Innerparteilich hat sich durchaus einiges positiv entwickelt, was die interne Streitkultur betrifft. Richtungskonflikte und insbesondere die beliebten „Flügelkämpfe“ wurden in den zurückliegenden Jahren bei weitem nicht mehr so selbst zerstörerisch ausgetragen, wie man es oft von der SPD gewohnt war. Begriffe wie Geschlossenheit und Zusammenhalt haben wieder mehr glaubwürdiges Gewicht gewonnen – von der unsäglichen TTIP-Debatte mal abgesehen.

Sigmar Gabriel ist es bemerkenswert gut gelungen, den „Laden“ über rund sieben Jahre als Parteivorsitzender so gut zusammenzuhalten, dass man in der Öffentlichkeit mittlerweile wieder eine – und nicht ein halbes Dutzend gefühlter – Parteien namens SPD wahrnimmt. Im Inneren stimmt’s strategisch im Großen und Ganzen, aber nach außen hin will’ bis heute nicht’s so richtig klappen. Ständig dieses Klagen und Heulen darüber, dass man ja eigentlich gut mitregiert, ja fast die prägendere Partei in der Großen Koalition sei, aber niemand erkennt es, belohnt es und sagt danke.

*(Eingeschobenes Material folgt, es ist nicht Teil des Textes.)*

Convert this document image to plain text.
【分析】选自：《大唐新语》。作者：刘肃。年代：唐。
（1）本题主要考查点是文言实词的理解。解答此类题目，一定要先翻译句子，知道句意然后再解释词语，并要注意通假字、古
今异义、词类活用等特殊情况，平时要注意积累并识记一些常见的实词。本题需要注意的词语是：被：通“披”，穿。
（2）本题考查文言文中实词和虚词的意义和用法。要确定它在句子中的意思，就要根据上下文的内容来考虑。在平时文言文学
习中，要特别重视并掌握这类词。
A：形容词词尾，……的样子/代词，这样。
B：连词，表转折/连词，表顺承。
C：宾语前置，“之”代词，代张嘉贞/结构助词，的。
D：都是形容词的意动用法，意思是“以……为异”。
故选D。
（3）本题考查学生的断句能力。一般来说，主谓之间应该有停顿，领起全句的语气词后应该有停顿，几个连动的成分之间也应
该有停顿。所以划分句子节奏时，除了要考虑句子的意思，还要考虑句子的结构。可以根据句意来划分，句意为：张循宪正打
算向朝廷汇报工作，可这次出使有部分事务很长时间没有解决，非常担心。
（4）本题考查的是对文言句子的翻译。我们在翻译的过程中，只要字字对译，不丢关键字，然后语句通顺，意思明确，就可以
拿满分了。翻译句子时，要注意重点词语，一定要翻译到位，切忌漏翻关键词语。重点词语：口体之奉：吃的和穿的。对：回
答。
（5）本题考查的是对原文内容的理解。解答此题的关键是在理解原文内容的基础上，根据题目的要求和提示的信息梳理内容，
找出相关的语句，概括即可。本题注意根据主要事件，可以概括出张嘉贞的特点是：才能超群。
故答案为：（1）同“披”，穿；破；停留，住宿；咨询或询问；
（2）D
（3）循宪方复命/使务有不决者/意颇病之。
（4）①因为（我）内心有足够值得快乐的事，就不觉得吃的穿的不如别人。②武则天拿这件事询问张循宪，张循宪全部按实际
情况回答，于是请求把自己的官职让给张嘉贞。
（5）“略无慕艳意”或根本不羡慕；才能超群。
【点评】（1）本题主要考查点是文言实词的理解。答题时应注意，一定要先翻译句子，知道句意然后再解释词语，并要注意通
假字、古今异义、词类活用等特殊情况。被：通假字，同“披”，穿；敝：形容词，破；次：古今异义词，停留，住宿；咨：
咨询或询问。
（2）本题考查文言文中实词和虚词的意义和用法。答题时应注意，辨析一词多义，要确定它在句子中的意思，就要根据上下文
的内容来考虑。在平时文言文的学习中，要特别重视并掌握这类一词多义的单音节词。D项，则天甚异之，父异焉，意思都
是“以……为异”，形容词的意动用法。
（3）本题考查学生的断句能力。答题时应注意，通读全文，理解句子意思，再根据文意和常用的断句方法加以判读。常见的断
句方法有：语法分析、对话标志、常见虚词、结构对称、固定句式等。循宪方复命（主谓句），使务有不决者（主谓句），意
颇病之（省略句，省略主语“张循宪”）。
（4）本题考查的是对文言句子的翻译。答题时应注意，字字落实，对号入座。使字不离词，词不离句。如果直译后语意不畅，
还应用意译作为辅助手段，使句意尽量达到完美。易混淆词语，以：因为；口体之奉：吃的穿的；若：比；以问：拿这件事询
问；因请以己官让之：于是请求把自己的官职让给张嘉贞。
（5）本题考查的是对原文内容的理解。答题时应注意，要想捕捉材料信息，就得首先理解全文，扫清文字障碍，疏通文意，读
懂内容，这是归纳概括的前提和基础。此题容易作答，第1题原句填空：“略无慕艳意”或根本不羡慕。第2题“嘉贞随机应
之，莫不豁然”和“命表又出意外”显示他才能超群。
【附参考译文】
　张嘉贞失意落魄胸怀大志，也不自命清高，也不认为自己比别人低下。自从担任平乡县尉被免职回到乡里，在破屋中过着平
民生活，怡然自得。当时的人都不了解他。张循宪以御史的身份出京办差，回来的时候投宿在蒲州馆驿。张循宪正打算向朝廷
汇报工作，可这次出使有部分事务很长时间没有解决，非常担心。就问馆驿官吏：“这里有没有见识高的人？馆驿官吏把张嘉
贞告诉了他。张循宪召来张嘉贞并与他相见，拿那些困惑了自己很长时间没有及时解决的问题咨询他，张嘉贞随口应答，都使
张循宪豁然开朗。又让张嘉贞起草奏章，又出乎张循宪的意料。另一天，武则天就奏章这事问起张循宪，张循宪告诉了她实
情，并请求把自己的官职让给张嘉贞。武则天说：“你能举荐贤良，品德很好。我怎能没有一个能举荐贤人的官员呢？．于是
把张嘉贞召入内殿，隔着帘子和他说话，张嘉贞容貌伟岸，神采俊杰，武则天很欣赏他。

Ein wesentlicher Grund für die mangelnde Anerkennung der SPD-Leistungserfolge scheint zu sein, dass sich ein Großteil der SPD-Basis nach der Ära Schröder seit 2005, allzu tunnelblickartig auf ein kaum nachlassendes Agenda 2010 Bashing eingeschossen und eingeschworen hat und dies Genörgel auch dem Wahlvolk immer wieder unter die Nase reibt. Es macht einen großen Unterschied, ob man konstruktiv systemische Fehler kritisiert, auch selbstkritisch reflektiert oder ob man aus eigenem Wohlgefallen heraus nörgelt, nur um des Nörgelns willen und dabei zugleich das ganze System zum Teufel wünscht. Reiner Frust, verletzter Stolz und eitle Affekthascherei sind keine guten Antriebskräfte im politischen Geschäft.

Oft drängte sich der Eindruck auf, dass zu viel Geschlossenheit und Einigkeit in den eigenen Reihen, an der Basis fast als verpönt gilt, weil man sich in teilweise allzu romantisierender Weise nach den guten alten Zeiten zurücksehnt, als man sich tatsächlich noch durch innerparteilichen Streit Mehrheiten erobern konnte.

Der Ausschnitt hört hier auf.